In the 3-minute video, which features Jain walking down a suburban street talking to the camera, the 34-year-old congressional aspirant says, “There are a lot of great candidates in this race,” but outlines three reasons why voters should consider him:
- All of his campaign events are free and he does not accept contributions from political action committees
- His campaign is run entirely by volunteers
- He has workshopped an array of policy solutions developed by a cadre of volunteers, including Medicare for all, free college tuition and a $26 an hour minimum wage.
“That means you can hold me accountable because I’ve made my commitments clear,” he said.
If Jain’s name is familiar, it’s because he sought the Democratic gubernatorial nomination last year using the same themes and campaign tactics. He wound up finishing seventh with 13,784 votes, good for just over 2%.
In 2018, Jain competed in the massive Democratic primary for four at-large seats on the Montgomery County Council, impressing political professionals and more seasoned contenders with his energy and life story, as the son of immigrants and a cancer survivor.
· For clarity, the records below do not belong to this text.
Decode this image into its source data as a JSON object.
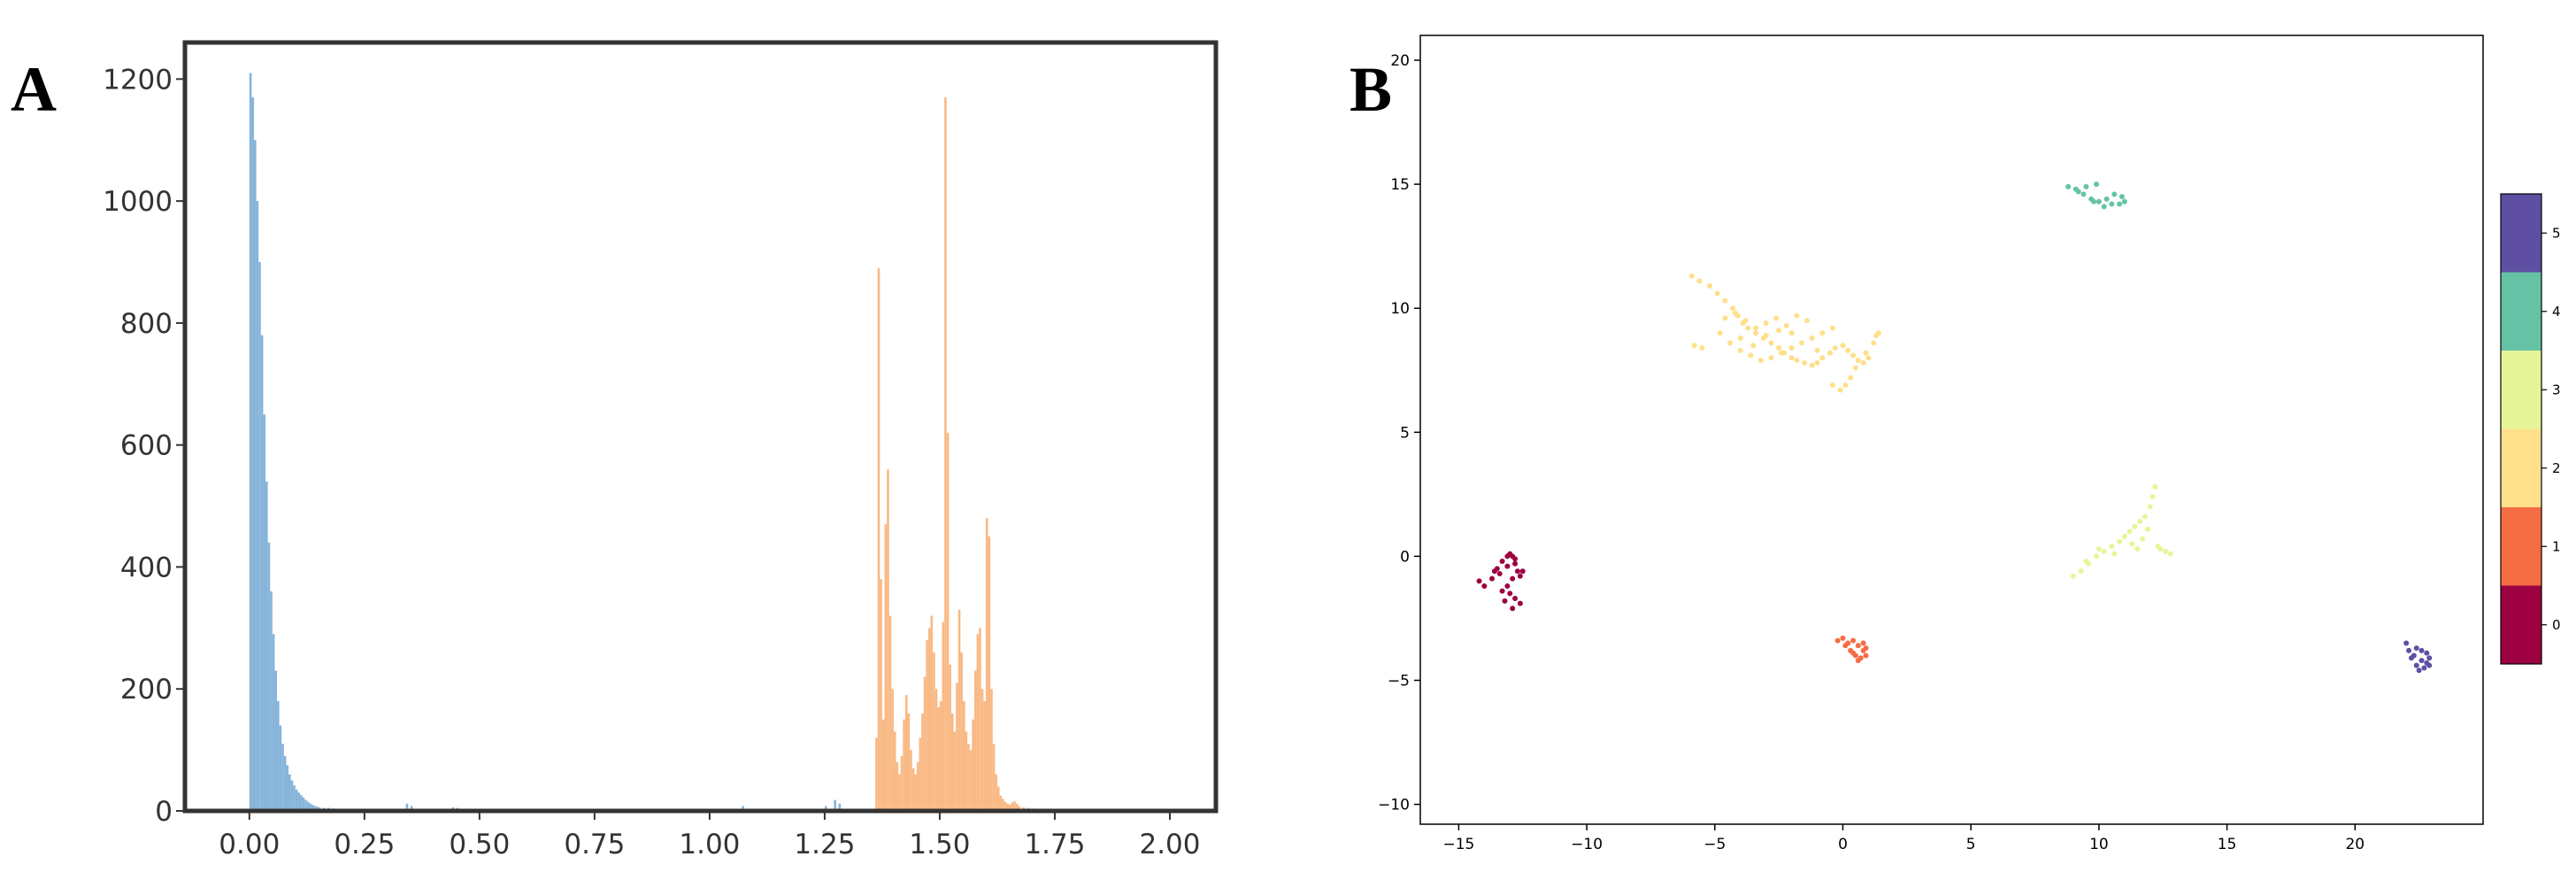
{
  "panel_labels": {
    "a": "A",
    "b": "B"
  },
  "chart_data": [
    {
      "id": "A",
      "type": "bar",
      "xlim": [
        -0.14,
        2.1
      ],
      "ylim": [
        0,
        1260
      ],
      "xticks": [
        0.0,
        0.25,
        0.5,
        0.75,
        1.0,
        1.25,
        1.5,
        1.75,
        2.0
      ],
      "xtick_labels": [
        "0.00",
        "0.25",
        "0.50",
        "0.75",
        "1.00",
        "1.25",
        "1.50",
        "1.75",
        "2.00"
      ],
      "yticks": [
        0,
        200,
        400,
        600,
        800,
        1000,
        1200
      ],
      "ytick_labels": [
        "0",
        "200",
        "400",
        "600",
        "800",
        "1000",
        "1200"
      ],
      "grid": false,
      "series": [
        {
          "color": "#7fb0d8",
          "bin_width": 0.005,
          "x": [
            0.0,
            0.005,
            0.01,
            0.015,
            0.02,
            0.025,
            0.03,
            0.035,
            0.04,
            0.045,
            0.05,
            0.055,
            0.06,
            0.065,
            0.07,
            0.075,
            0.08,
            0.085,
            0.09,
            0.095,
            0.1,
            0.105,
            0.11,
            0.115,
            0.12,
            0.125,
            0.13,
            0.135,
            0.14,
            0.145,
            0.15,
            0.16,
            0.17,
            0.18,
            0.2,
            0.34,
            0.35,
            0.44,
            0.45,
            0.55,
            0.65,
            1.07,
            1.25,
            1.27,
            1.28
          ],
          "values": [
            1210,
            1170,
            1100,
            1000,
            900,
            780,
            650,
            540,
            440,
            360,
            290,
            230,
            180,
            140,
            110,
            90,
            75,
            60,
            50,
            42,
            35,
            30,
            26,
            22,
            18,
            15,
            12,
            10,
            8,
            7,
            6,
            5,
            5,
            4,
            3,
            12,
            8,
            6,
            5,
            3,
            3,
            8,
            8,
            18,
            12
          ]
        },
        {
          "color": "#f9b57e",
          "bin_width": 0.005,
          "x": [
            1.36,
            1.365,
            1.37,
            1.375,
            1.38,
            1.385,
            1.39,
            1.395,
            1.4,
            1.405,
            1.41,
            1.415,
            1.42,
            1.425,
            1.43,
            1.435,
            1.44,
            1.445,
            1.45,
            1.455,
            1.46,
            1.465,
            1.47,
            1.475,
            1.48,
            1.485,
            1.49,
            1.495,
            1.5,
            1.505,
            1.51,
            1.515,
            1.52,
            1.525,
            1.53,
            1.535,
            1.54,
            1.545,
            1.55,
            1.555,
            1.56,
            1.565,
            1.57,
            1.575,
            1.58,
            1.585,
            1.59,
            1.595,
            1.6,
            1.605,
            1.61,
            1.615,
            1.62,
            1.625,
            1.63,
            1.635,
            1.64,
            1.645,
            1.65,
            1.655,
            1.66,
            1.665,
            1.67,
            1.68,
            1.69,
            1.7,
            1.71,
            1.72,
            1.73,
            1.74,
            1.75
          ],
          "values": [
            120,
            890,
            380,
            150,
            470,
            560,
            320,
            200,
            130,
            80,
            60,
            90,
            150,
            190,
            160,
            100,
            70,
            60,
            80,
            120,
            160,
            220,
            280,
            300,
            320,
            260,
            200,
            170,
            180,
            310,
            1170,
            620,
            240,
            160,
            130,
            210,
            330,
            260,
            180,
            130,
            110,
            100,
            150,
            230,
            290,
            300,
            200,
            180,
            480,
            450,
            200,
            110,
            60,
            40,
            25,
            20,
            15,
            12,
            10,
            14,
            16,
            12,
            8,
            6,
            5,
            4,
            3,
            3,
            2,
            2,
            2
          ]
        }
      ]
    },
    {
      "id": "B",
      "type": "scatter",
      "xlim": [
        -16.5,
        25.0
      ],
      "ylim": [
        -10.8,
        21.0
      ],
      "xticks": [
        -15,
        -10,
        -5,
        0,
        5,
        10,
        15,
        20
      ],
      "xtick_labels": [
        "−15",
        "−10",
        "−5",
        "0",
        "5",
        "10",
        "15",
        "20"
      ],
      "yticks": [
        -10,
        -5,
        0,
        5,
        10,
        15,
        20
      ],
      "ytick_labels": [
        "−10",
        "−5",
        "0",
        "5",
        "10",
        "15",
        "20"
      ],
      "grid": false,
      "colorbar": {
        "labels": [
          "0",
          "1",
          "2",
          "3",
          "4",
          "5"
        ],
        "colors": [
          "#9e0142",
          "#f46d43",
          "#fee08b",
          "#e6f598",
          "#66c2a5",
          "#5e4fa2"
        ]
      },
      "series": [
        {
          "label": "0",
          "color": "#9e0142",
          "x": [
            -14.2,
            -14.0,
            -13.7,
            -13.5,
            -13.3,
            -13.1,
            -12.9,
            -12.8,
            -12.7,
            -12.9,
            -13.1,
            -13.0,
            -12.8,
            -12.6,
            -12.9,
            -13.2,
            -13.4,
            -13.1,
            -13.0,
            -12.8,
            -12.6,
            -12.5,
            -13.3,
            -13.6
          ],
          "y": [
            -1.0,
            -1.2,
            -0.9,
            -0.5,
            -0.2,
            0.0,
            0.0,
            -0.3,
            -0.6,
            -0.9,
            -1.2,
            -1.5,
            -1.7,
            -1.9,
            -2.1,
            -1.8,
            -0.7,
            -0.4,
            0.1,
            -0.1,
            -0.8,
            -0.6,
            -1.4,
            -0.6
          ]
        },
        {
          "label": "1",
          "color": "#f46d43",
          "x": [
            -0.2,
            0.0,
            0.2,
            0.4,
            0.6,
            0.8,
            0.9,
            0.7,
            0.5,
            0.3,
            0.1,
            0.8,
            0.9,
            0.6,
            0.4
          ],
          "y": [
            -3.4,
            -3.3,
            -3.5,
            -3.4,
            -3.6,
            -3.8,
            -4.0,
            -4.1,
            -4.0,
            -3.8,
            -3.6,
            -3.5,
            -3.7,
            -4.2,
            -3.9
          ]
        },
        {
          "label": "2",
          "color": "#fee08b",
          "x": [
            -5.9,
            -5.6,
            -5.2,
            -4.9,
            -4.6,
            -4.3,
            -4.1,
            -3.9,
            -3.7,
            -3.4,
            -3.1,
            -2.8,
            -2.5,
            -2.3,
            -2.0,
            -1.8,
            -1.5,
            -1.2,
            -1.0,
            -0.8,
            -0.5,
            -0.3,
            0.0,
            0.2,
            0.4,
            0.6,
            0.8,
            1.0,
            1.2,
            1.4,
            0.3,
            0.1,
            -0.1,
            -0.4,
            -4.8,
            -4.4,
            -4.0,
            -3.6,
            -3.2,
            -2.8,
            -2.4,
            -2.0,
            -1.6,
            -1.2,
            -0.8,
            -0.4,
            -4.6,
            -4.2,
            -3.8,
            -3.4,
            -3.0,
            -2.6,
            -2.2,
            -1.8,
            -1.4,
            -4.0,
            -3.5,
            -3.0,
            -2.5,
            -2.0,
            -5.8,
            -5.5,
            -1.0,
            0.5,
            0.9,
            1.3
          ],
          "y": [
            11.3,
            11.1,
            10.9,
            10.6,
            10.3,
            10.0,
            9.7,
            9.4,
            9.2,
            9.0,
            8.8,
            8.6,
            8.4,
            8.2,
            8.0,
            7.9,
            7.8,
            7.7,
            7.8,
            8.0,
            8.2,
            8.4,
            8.5,
            8.3,
            8.1,
            7.9,
            7.8,
            8.0,
            8.6,
            9.0,
            7.2,
            6.9,
            6.7,
            6.9,
            9.0,
            8.6,
            8.3,
            8.1,
            7.9,
            8.0,
            8.2,
            8.4,
            8.6,
            8.8,
            9.0,
            9.2,
            9.6,
            9.8,
            9.5,
            9.2,
            9.4,
            9.6,
            9.3,
            9.7,
            9.5,
            8.8,
            8.5,
            8.9,
            9.1,
            9.0,
            8.5,
            8.4,
            8.3,
            7.6,
            8.2,
            8.9
          ]
        },
        {
          "label": "3",
          "color": "#e6f598",
          "x": [
            9.0,
            9.3,
            9.6,
            9.9,
            10.2,
            10.5,
            10.8,
            11.0,
            11.2,
            11.4,
            11.6,
            11.8,
            12.0,
            12.1,
            12.2,
            12.4,
            12.6,
            12.8,
            11.5,
            11.3,
            10.6,
            10.0,
            9.5,
            12.3,
            11.9,
            11.7
          ],
          "y": [
            -0.8,
            -0.6,
            -0.3,
            0.0,
            0.2,
            0.4,
            0.6,
            0.8,
            1.0,
            1.2,
            1.4,
            1.6,
            2.0,
            2.4,
            2.8,
            0.3,
            0.2,
            0.1,
            0.3,
            0.5,
            0.1,
            0.3,
            -0.2,
            0.4,
            1.1,
            0.7
          ]
        },
        {
          "label": "4",
          "color": "#66c2a5",
          "x": [
            8.8,
            9.1,
            9.4,
            9.7,
            10.0,
            10.3,
            10.6,
            10.9,
            11.0,
            10.8,
            10.5,
            10.2,
            9.8,
            9.5,
            9.2,
            9.9
          ],
          "y": [
            14.9,
            14.8,
            14.6,
            14.4,
            14.3,
            14.4,
            14.6,
            14.5,
            14.3,
            14.2,
            14.2,
            14.1,
            14.3,
            14.9,
            14.7,
            15.0
          ]
        },
        {
          "label": "5",
          "color": "#5e4fa2",
          "x": [
            22.0,
            22.1,
            22.2,
            22.4,
            22.5,
            22.7,
            22.8,
            22.9,
            22.8,
            22.6,
            22.4,
            22.3,
            22.6,
            22.9
          ],
          "y": [
            -3.5,
            -3.8,
            -4.1,
            -4.4,
            -4.6,
            -4.5,
            -4.3,
            -4.1,
            -3.9,
            -3.8,
            -3.7,
            -4.0,
            -4.2,
            -4.4
          ]
        }
      ]
    }
  ]
}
He finished eighth in a field of 32 candidates.
If Jain is elected to the open congressional seat, which U.S. Rep. David Trone (D-6th) is giving up to run for Senate, Jain would be the first millennial and the first Asian-American elected to Congress from Maryland. But he once again finds himself in a crowded Democratic primary, with 11 candidates and counting.
For this race, Jain has the support of the Maryland Forward Party, a new political advocacy group affiliated with 2020 Democratic presidential candidate Andrew Yang, dedicated to political reform.
“Ashwani represents the next generation of leaders not willing to subscribe to the entrenched rules of the two major parties,” said Brandon Barrett, Maryland Forward’s vice chair. “He’s undoubtedly a progressive candidate but shares our firm belief in a bottom-up and citizen led approach.”
Maryland Forward has already aligned with another candidate seeking the Democratic nomination in the 6th District, businessman Stephen R. McDow II.